Presque partout, le manque de moyens financiers est à la base du ralentissement et de l’arrêt constatés sur plusieurs chantiers d’urgence du Président de la République. Le directeur de cabinet du Chef de l’Etat et le ministre des Finances ont laissé l’impression, à travers les médias, de ne pas émettre sur la même longueur d’ondes par rapport à l’érection de ces infrastructures modernes.

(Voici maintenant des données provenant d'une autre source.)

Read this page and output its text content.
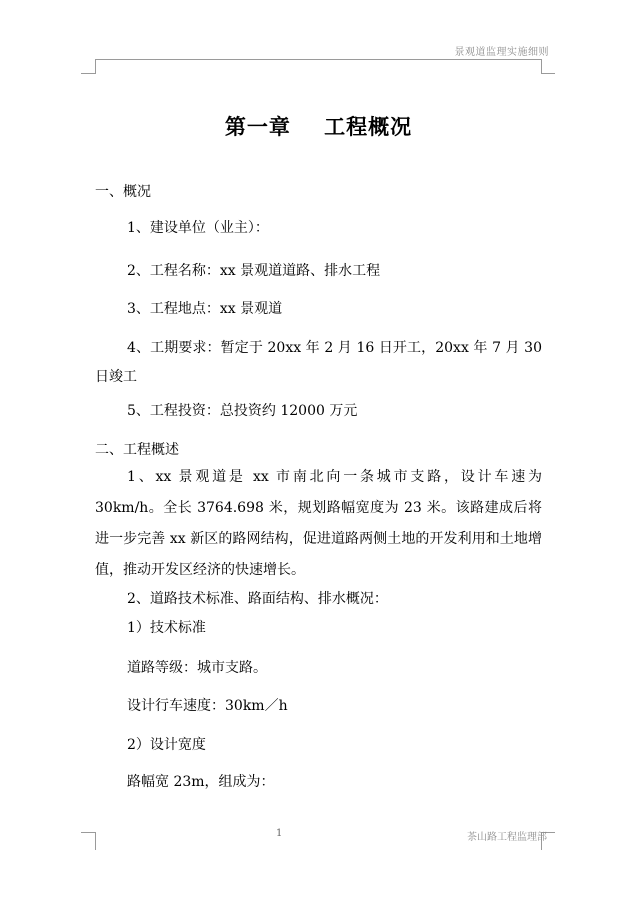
景观道监理实施细则
第一章    工程概况
一、概况
1、建设单位（业主）：
2、工程名称：xx 景观道道路、排水工程
3、工程地点：xx 景观道
4、工期要求：暂定于 20xx 年 2 月 16 日开工，20xx 年 7 月 30 日竣工
5、工程投资：总投资约 12000 万元
二、工程概述
1、xx 景观道是 xx 市南北向一条城市支路，设计车速为 30km/h。全长 3764.698 米，规划路幅宽度为 23 米。该路建成后将进一步完善 xx 新区的路网结构，促进道路两侧土地的开发利用和土地增值，推动开发区经济的快速增长。
2、道路技术标准、路面结构、排水概况：
1）技术标准
道路等级：城市支路。
设计行车速度：30km／h
2）设计宽度
路幅宽 23m，组成为：
1	茶山路工程监理部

Quand Vital Kamhere indique que de nombreux dossiers financiers sont bloqués et retardent même l’exécution des travaux d’urgence du Chef de l’Etat, José Sele passe 24 heures après pour le contredire. Mais sur le terrain le constat est vraiment amer au regard des réalités vécues par les Kinois qui maugréent à l’endroit des autorités établies. Avant le pire, il faut que des solutions soient vite trouvées.

C’est en tout cas dans ce sens qu’il faut comprendre les interpellations hier mardi 4 février par deux des bénéficiaires de la décrispation politique. Tout en appelant à l’implication personnelle du Chef de l’Etat dans le dossier relatif à la construction de ces ouvrages, le député honoraire Franck Diongo exige des enquêtes pour situer réellement le blocage du financement au regard du calvaire enduré par la population.

Une partie de l’opinion pense qu’il s’agit du sabotage des chantiers du Président de la République dont l’image est sérieusement encornée par rapport à l’arrêt des travaux de modernisation à certains endroits et à leur ralentissement à d’autres endroits.

Eugène Diomi Ndongola qui se réjouit des signaux positifs du bilan à mi-parcours de Félix Tshisekedi tient à le voir briser tous les obstacles de façon à permettre à cet élu d’être en harmonie avec la population.
L’insalubrité de la ville de Kinshasa n’est pas loin, de son côté, de salir la réputation de Félix Tshisekedi pour avoir parrainé une action dite « Kin Bopeto » qui tarde à se concretiser.